Therefore, as the Holy Spirit says,
“Today, if you hear his voice … .” ( Hebrews 3:7 ESV)
In Hebrews 3, the author quotes four and a half verses from Psalm 95, and he introduces them with five word: As the Holy Spirit says. It’s a phrase the reader may be tempted to pass over without much thought, because it’s not directly connected to the main point of the passage. But this is scripture, so there are no throwaway lines.
What can we learn from this seemingly insignificant phrase?
First, it teaches us something about the psalm that is quoted. We do not know the human author of Psalm 95, but according to Hebrews, the psalmist’s own words are also the Holy Spirit speaking.
By extension, this applies to all the psalms. David, Solomon, Asaph, and the others psalmists spoke “from God as they were carried along by the Holy Spirit (2 Peter 1:21).” They crafted their psalms using their own words and their own poetic skills, yet each psalm is also the voice of the Holy Spirit. The Spirit is speaking his thoughts through them.
Not too long ago, I heard someone attribute a mildly imprecatory portion of one of the psalms to the psalmist’s immaturity. I’m pretty sure the author of Hebrews would not endorse this idea. If what he says here is true—if the words of a psalmist are also the words of the Holy Spirit—when we interpret the Psalms, shouldn’t we start by assuming that they are expressions of mature wisdom and principled ethics, even the imprecatory bits? When we read the Psalms, we hear human voices, but they are sanctified human voices, inspired by the Holy Spirit. No matter how “immature” the psalmist was, because he was carried along by the Holy Spirit, his conclusions are righteous and his petitions are holy.

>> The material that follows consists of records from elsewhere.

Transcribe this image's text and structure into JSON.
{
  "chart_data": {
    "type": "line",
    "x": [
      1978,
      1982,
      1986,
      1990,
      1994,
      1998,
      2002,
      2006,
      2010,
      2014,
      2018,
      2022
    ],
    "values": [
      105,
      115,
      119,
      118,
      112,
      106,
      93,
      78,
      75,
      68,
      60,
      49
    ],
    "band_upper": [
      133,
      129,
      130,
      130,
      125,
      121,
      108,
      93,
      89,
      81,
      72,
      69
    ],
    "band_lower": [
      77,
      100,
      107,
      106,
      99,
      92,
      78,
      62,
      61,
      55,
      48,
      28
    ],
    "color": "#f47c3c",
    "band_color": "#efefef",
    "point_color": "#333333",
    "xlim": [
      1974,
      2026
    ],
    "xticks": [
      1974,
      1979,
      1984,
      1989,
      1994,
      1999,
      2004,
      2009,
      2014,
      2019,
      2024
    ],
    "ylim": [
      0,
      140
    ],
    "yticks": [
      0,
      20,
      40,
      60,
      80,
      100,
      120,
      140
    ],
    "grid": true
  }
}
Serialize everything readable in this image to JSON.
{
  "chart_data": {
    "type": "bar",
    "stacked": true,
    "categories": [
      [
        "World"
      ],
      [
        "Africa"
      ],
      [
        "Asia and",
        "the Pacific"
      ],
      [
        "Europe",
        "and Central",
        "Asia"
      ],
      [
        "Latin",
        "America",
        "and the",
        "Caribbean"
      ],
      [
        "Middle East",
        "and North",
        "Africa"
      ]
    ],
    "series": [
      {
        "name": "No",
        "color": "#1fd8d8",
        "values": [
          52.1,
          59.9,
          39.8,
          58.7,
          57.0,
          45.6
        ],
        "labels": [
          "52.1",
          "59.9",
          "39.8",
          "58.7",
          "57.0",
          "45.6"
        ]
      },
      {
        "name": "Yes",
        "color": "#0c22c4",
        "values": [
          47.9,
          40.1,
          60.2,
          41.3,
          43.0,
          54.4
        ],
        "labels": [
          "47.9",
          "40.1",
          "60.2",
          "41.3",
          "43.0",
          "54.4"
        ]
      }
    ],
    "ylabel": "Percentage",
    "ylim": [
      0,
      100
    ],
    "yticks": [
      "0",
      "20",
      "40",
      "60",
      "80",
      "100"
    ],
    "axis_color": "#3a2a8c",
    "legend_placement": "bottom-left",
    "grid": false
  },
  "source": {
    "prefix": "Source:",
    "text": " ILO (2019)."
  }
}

Second, this little phrase teaches something about the Holy Spirit. Several of the Old Testament quotes used in Hebrews are attributed to God (1:5-8, 13; 5:5-6; 8:5-8), including, in the next chapter, the first line of this same citation from Psalm 95 (4:8). The same words are said to be spoken by the Holy Spirit in chapter 3 and by God in chapter 4. According to the author of Hebrews, then, when the Holy Spirit speaks, God speaks. Or to put it another way, when “God spoke to [the] fathers by the prophets (Hebrews 1:1)” it was also the Holy Spirit speaking. This puts the Holy Spirit in the same league as God, and is a strong statement of the deity of the Spirit.
What’s more, a Holy Spirit who says something isn’t just an impersonal force. If he speaks, he has personality; he is a person.
These five easy-to-overlook words from Hebrews 3, then, are more important than they might seem. They contain a piece of the doctrine of scripture and two building blocks for the doctrine of the Trinity.